The most recent example of this was the Ontario provincial election about two weeks ago, in which Kathleen Wynne of the Liberal party formed a majority government with 38.65% of the popular vote. If participation is valued in a democracy, one can only wonder how 61.35% of Ontario voters feel. Their votes, and voices, are essentially rendered meaningless.

Think of Reagan right now: would he advocate dying for a system of government that could allow for complete control by 38.65% of the population?

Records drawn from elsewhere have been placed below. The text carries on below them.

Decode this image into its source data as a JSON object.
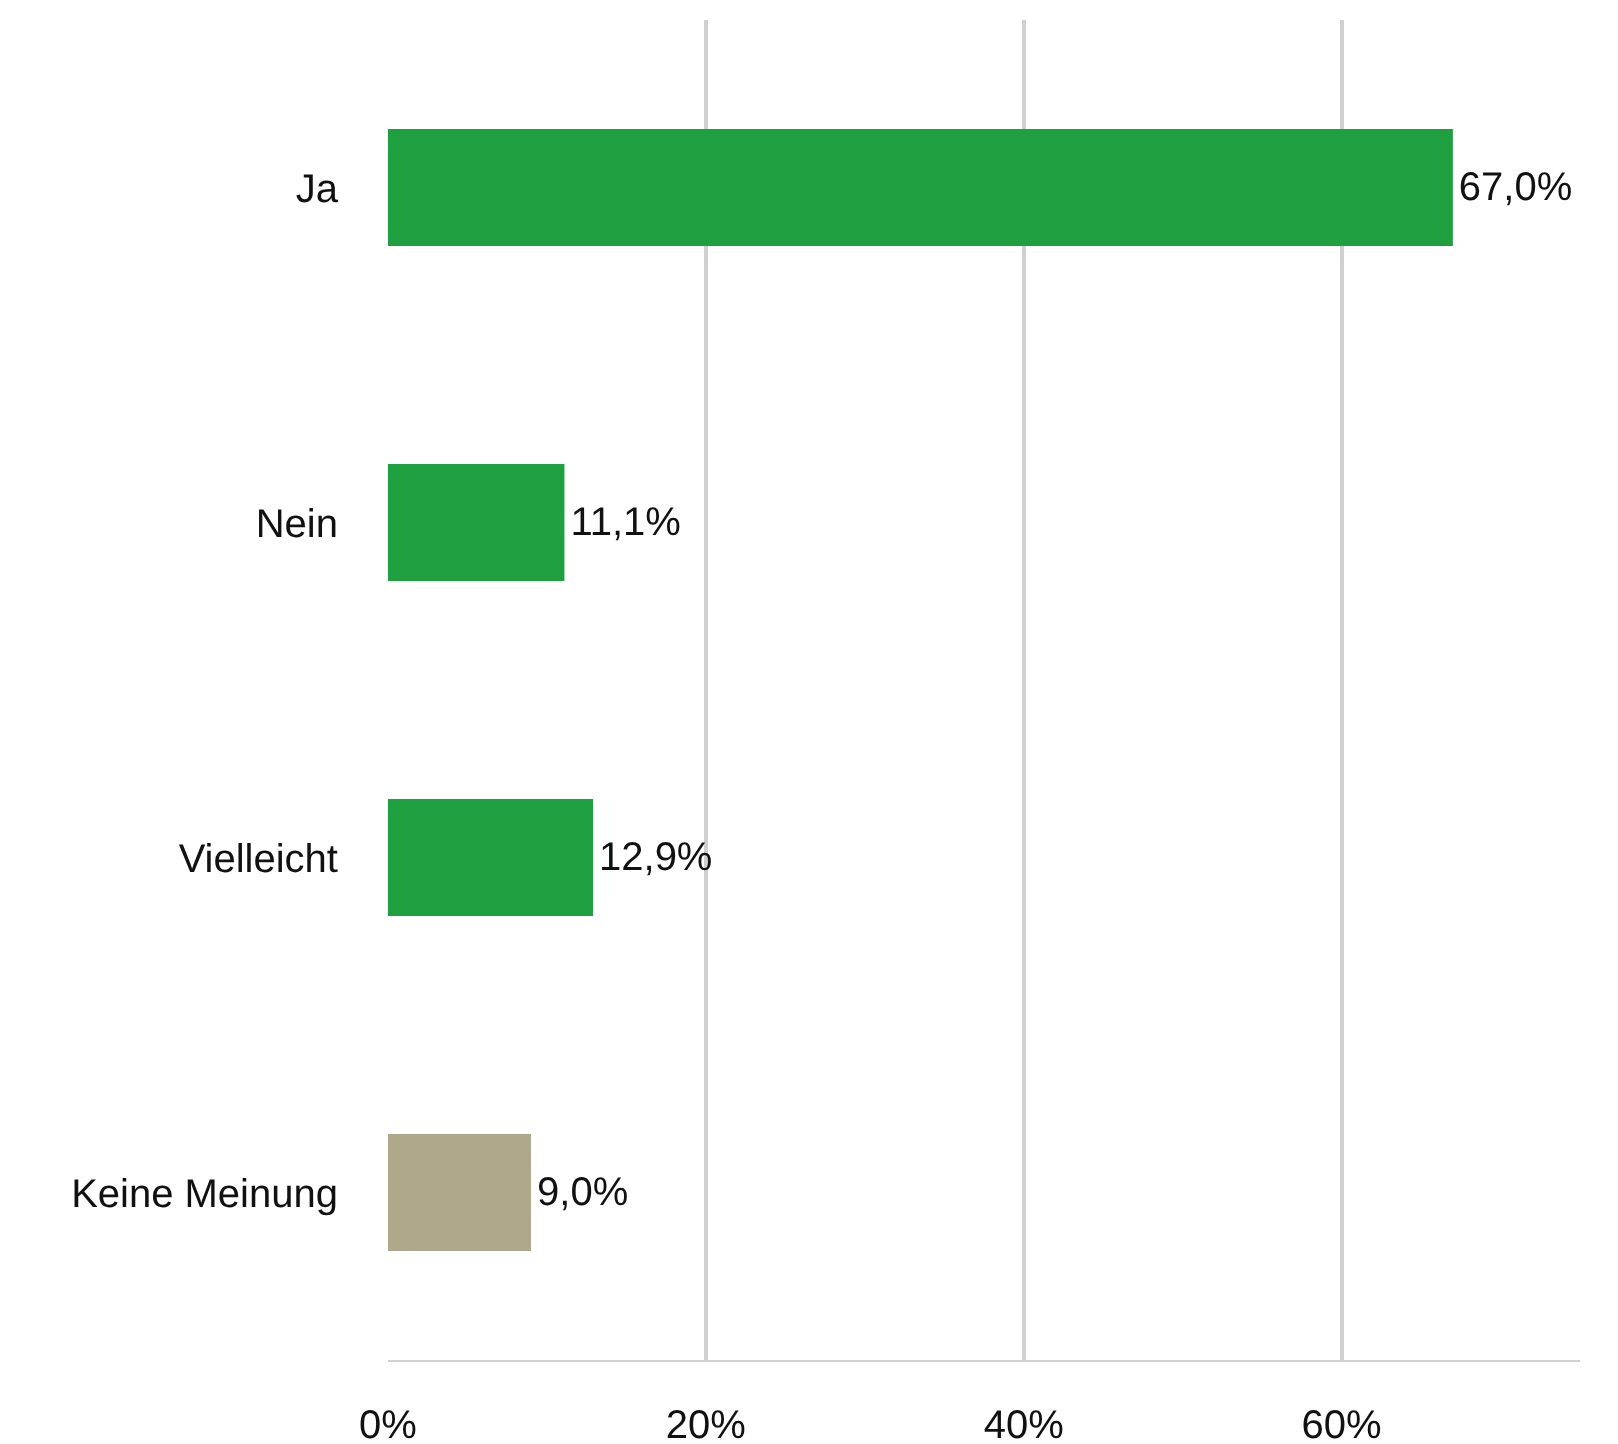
{
  "chart_data": {
    "type": "bar",
    "orientation": "horizontal",
    "categories": [
      "Ja",
      "Nein",
      "Vielleicht",
      "Keine Meinung"
    ],
    "values": [
      67.0,
      11.1,
      12.9,
      9.0
    ],
    "colors": [
      "#1fa040",
      "#1fa040",
      "#1fa040",
      "#b0a88a"
    ],
    "value_labels": [
      "67,0%",
      "11,1%",
      "12,9%",
      "9,0%"
    ],
    "xticks": [
      {
        "value": 0,
        "label": "0%"
      },
      {
        "value": 20,
        "label": "20%"
      },
      {
        "value": 40,
        "label": "40%"
      },
      {
        "value": 60,
        "label": "60%"
      }
    ],
    "xlim": [
      0,
      75
    ],
    "grid": "x",
    "legend": false
  }
}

Imagine the FPTP kind of logic in a different context: A simple analogy would be a school of 100 students, each of whom votes on the cafeteria menu that will make one of three choices that day: One block of 40 children favors the peanut butter and jelly sandwiches, one block of 30 votes for salad, and another block of 30 votes for fish and chips. With our current “winner-take-all” electoral scenario, 40 students would decide 100% of the menu, and everyone would eat peanut butter and jelly sandwiches. Never mind that the other students have peanut and gluten allergies, with this system, their voices don’t count for anything.

To me, this seems almost like the opposite of democracy. Instead of a broad based majority deciding its fate, we have a narrow minority controlling decisions for everyone, with no obligation to address the needs of the many.

People will quickly point out that in complex societies, with literally millions of voices, someone has to be “the loser” in elections - not everyone gets what they want. We can’t give 100 students 100 custom made lunches. Fair enough. However, what is important to recognize is that governments, in theory at least, don’t exist to give everyone exactly what they want. They exist to address and balance the needs of an entire collective, be it municipal, provincial, or federal and find acceptable ways for disparate viewpoints and ideas to co-exist as best they can. And to do this properly, every vote has to be given some weight, some power. Every citizens’ participation in the electoral process must have meaning; if it is merely a vote that carries no influence whatsoever, then the entire system suffers accordingly. What good is a democratic process that offers no kratias to the demos?

This is why we need proportional representation. It is the mechanism that allows democracy to function as it is intentioned: with rule by the people exercising their fair and proper share of power.